Ketua P3I Mustopa memberikan keterangan hasil temuan Daftar Pemilih Sementara (DPS) bermasalah dari Pusat Pergerakan Pemuda Indonesia (P3I) di Jakarta, Selasa (22/5). P3I menyatakan terdapat 947.643 pemilih yang terdiri dari 668.143 bermasalah karena NIK ganda, NIK kososng, NIK diluar Jakarta, NIK dengan nama tidak sama dalam DPS KPUD DKI Jakarta.
Ketua P3I Mustopa memberikan keterangan hasil temuan Daftar Pemilih Sementara (DPS) bermasalah dari Pusat Pergerakan Pemuda Indonesia (P3I) di Jakarta, Selasa (22/5). P3I menyatakan terdapat 947.643 pemilih yang terdiri dari 668.143 bermasalah karena NIK ganda, NIK kososng, NIK diluar Jakarta, NIK dengan nama tidak sama dalam DPS KPUD DKI Jakarta. (sumber: Antara)
Seharusnya ada kontrol yang kuat, karena akan berpengaruh pada tahap selanjutnya, dimana DPT yang mengalami kecacatan berpotensi menjadi pemilih bodong.

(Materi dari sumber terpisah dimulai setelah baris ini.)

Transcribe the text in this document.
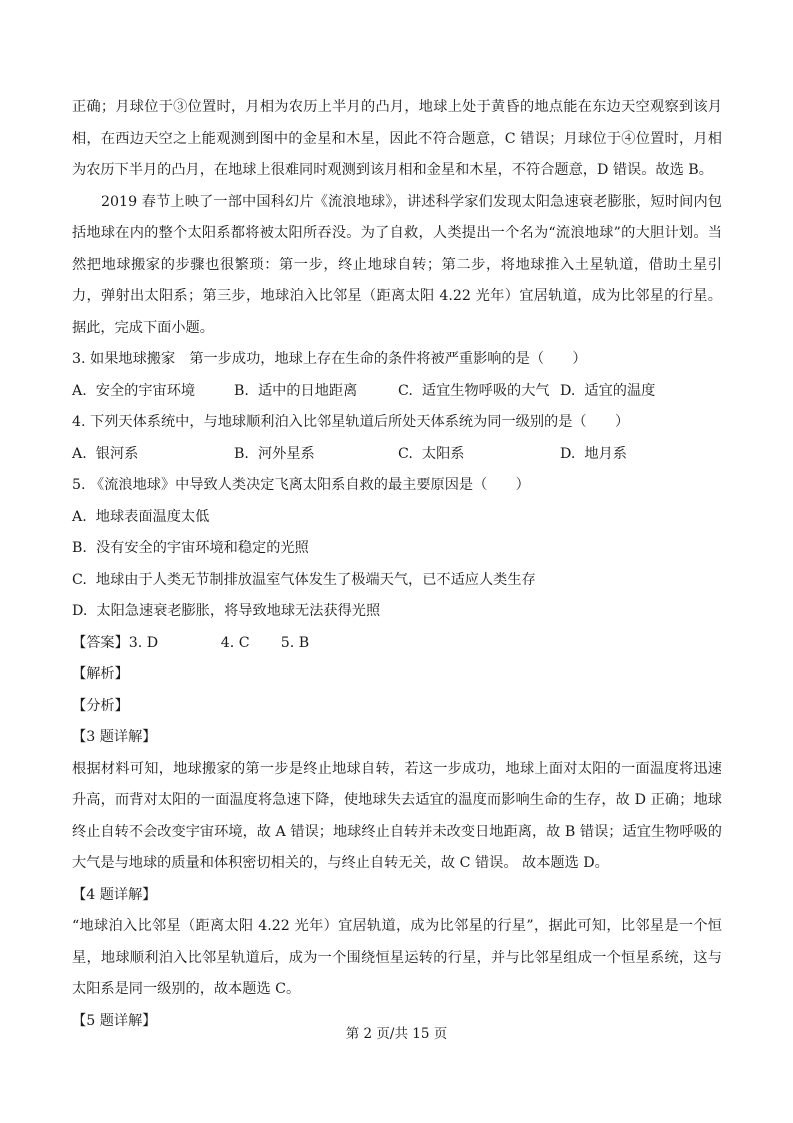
正确；月球位于③位置时，月相为农历上半月的凸月，地球上处于黄昏的地点能在东边天空观察到该月相，在西边天空之上能观测到图中的金星和木星，因此不符合题意，C 错误；月球位于④位置时，月相为农历下半月的凸月，在地球上很难同时观测到该月相和金星和木星，不符合题意，D 错误。故选 B。

2019 春节上映了一部中国科幻片《流浪地球》，讲述科学家们发现太阳急速衰老膨胀，短时间内包括地球在内的整个太阳系都将被太阳所吞没。为了自救，人类提出一个名为“流浪地球”的大胆计划。当然把地球搬家的步骤也很繁琐：第一步，终止地球自转；第二步，将地球推入土星轨道，借助土星引力，弹射出太阳系；第三步，地球泊入比邻星（距离太阳 4.22 光年）宜居轨道，成为比邻星的行星。据此，完成下面小题。

3. 如果地球搬家　第一步成功，地球上存在生命的条件将被严重影响的是（　　）

A.  安全的宇宙环境	B.  适中的日地距离	C.  适宜生物呼吸的大气 D.  适宜的温度

4. 下列天体系统中，与地球顺利泊入比邻星轨道后所处天体系统为同一级别的是（　　）

A.  银河系	B.  河外星系	C.  太阳系	D.  地月系

5. 《流浪地球》中导致人类决定飞离太阳系自救的最主要原因是（　　）

A.  地球表面温度太低

B.  没有安全的宇宙环境和稳定的光照

C.  地球由于人类无节制排放温室气体发生了极端天气，已不适应人类生存

D.  太阳急速衰老膨胀，将导致地球无法获得光照

【答案】 3. D	4. C	5. B

【解析】

【分析】

【3 题详解】

根据材料可知，地球搬家的第一步是终止地球自转，若这一步成功，地球上面对太阳的一面温度将迅速升高，而背对太阳的一面温度将急速下降，使地球失去适宜的温度而影响生命的生存，故 D 正确；地球终止自转不会改变宇宙环境，故 A 错误；地球终止自转并未改变日地距离，故 B 错误；适宜生物呼吸的大气是与地球的质量和体积密切相关的，与终止自转无关，故 C 错误。 故本题选 D。

【4 题详解】

“地球泊入比邻星（距离太阳 4.22 光年）宜居轨道，成为比邻星的行星”，据此可知，比邻星是一个恒星，地球顺利泊入比邻星轨道后，成为一个围绕恒星运转的行星，并与比邻星组成一个恒星系统，这与太阳系是同一级别的，故本题选 C。

【5 题详解】

第 2 页/共 15 页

Pengamat politik dari UIN Syarif Hidayatullah, menilai apabila lima pasangan calon Gubernur DKI Jakarta benar-benar ingin memperbaiki jalannya demokrasi, maka persoalan kisruh Daftar Pemilih Tetap (DPT)  harus dengan serius diselesaikan.

Gun Gun Heryanto, pengamat politik yang juga analis pilkada, mengatakan  bahwa konflik pilkada yang pasti ada adalah kekisruhan DPT.

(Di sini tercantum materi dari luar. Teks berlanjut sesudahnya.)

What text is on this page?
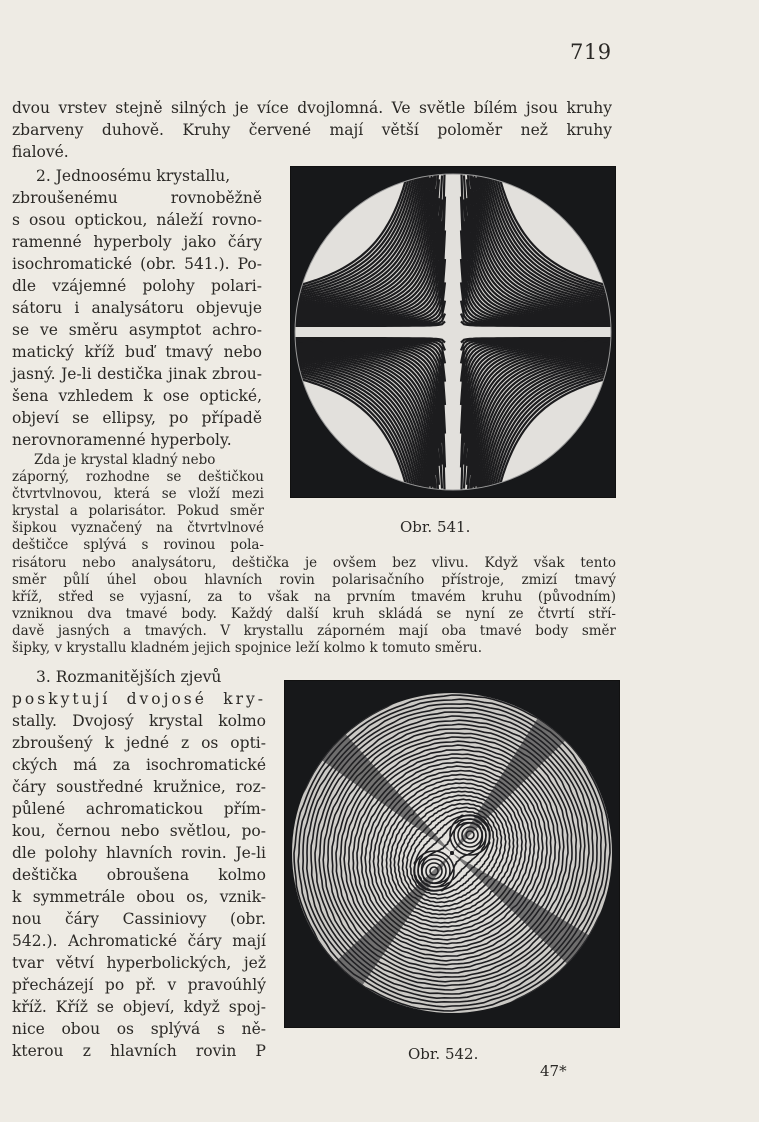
719
dvou vrstev stejně silných je více dvojlomná. Ve světle bílém jsou kruhy
zbarveny duhově. Kruhy červené mají větší poloměr než kruhy
fialové.
2. Jednoosému krystallu,
zbroušenému rovnoběžně
s osou optickou, náleží rovno-
ramenné hyperboly jako čáry
isochromatické (obr. 541.). Po-
dle vzájemné polohy polari-
sátoru i analysátoru objevuje
se ve směru asymptot achro-
matický kříž buď tmavý nebo
jasný. Je-li destička jinak zbrou-
šena vzhledem k ose optické,
objeví se ellipsy, po případě
nerovnoramenné hyperboly.
Obr. 541.
Zda je krystal kladný nebo
záporný, rozhodne se deštičkou
čtvrtvlnovou, která se vloží mezi
krystal a polarisátor. Pokud směr
šipkou vyznačený na čtvrtvlnové
deštičce splývá s rovinou pola-
risátoru nebo analysátoru, deštička je ovšem bez vlivu. Když však tento
směr půlí úhel obou hlavních rovin polarisačního přístroje, zmizí tmavý
kříž, střed se vyjasní, za to však na prvním tmavém kruhu (původním)
vzniknou dva tmavé body. Každý další kruh skládá se nyní ze čtvrtí stří-
davě jasných a tmavých. V krystallu záporném mají oba tmavé body směr
šipky, v krystallu kladném jejich spojnice leží kolmo k tomuto směru.
3. Rozmanitějších zjevů
poskytují dvojosé kry-
stally. Dvojosý krystal kolmo
zbroušený k jedné z os opti-
ckých má za isochromatické
čáry soustředné kružnice, roz-
půlené achromatickou přím-
kou, černou nebo světlou, po-
dle polohy hlavních rovin. Je-li
deštička obroušena kolmo
k symmetrále obou os, vznik-
nou čáry Cassiniovy (obr.
542.). Achromatické čáry mají
tvar větví hyperbolických, jež
přecházejí po př. v pravoúhlý
kříž. Kříž se objeví, když spoj-
nice obou os splývá s ně-
kterou z hlavních rovin P	Obr. 542.
47*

"Hampir di seluruh pilkada yang saya pernah teliti permasalahan pemilu yang selalu ada adalah DPT," ujarnya saat dihubungi, Jumat (8/6).

Menurut Gun Gun, apabila lima pasangan calon Gubernur DKI yang saat ini sedang gentar-gentarnya menolak penetapan DPT dan benar-benar berkomitmen untuk memperbaiki jalannya pesta demokrasi di Jakarta, mereka harus lebih mendesak KPU DKI untuk meluruskan hal ini.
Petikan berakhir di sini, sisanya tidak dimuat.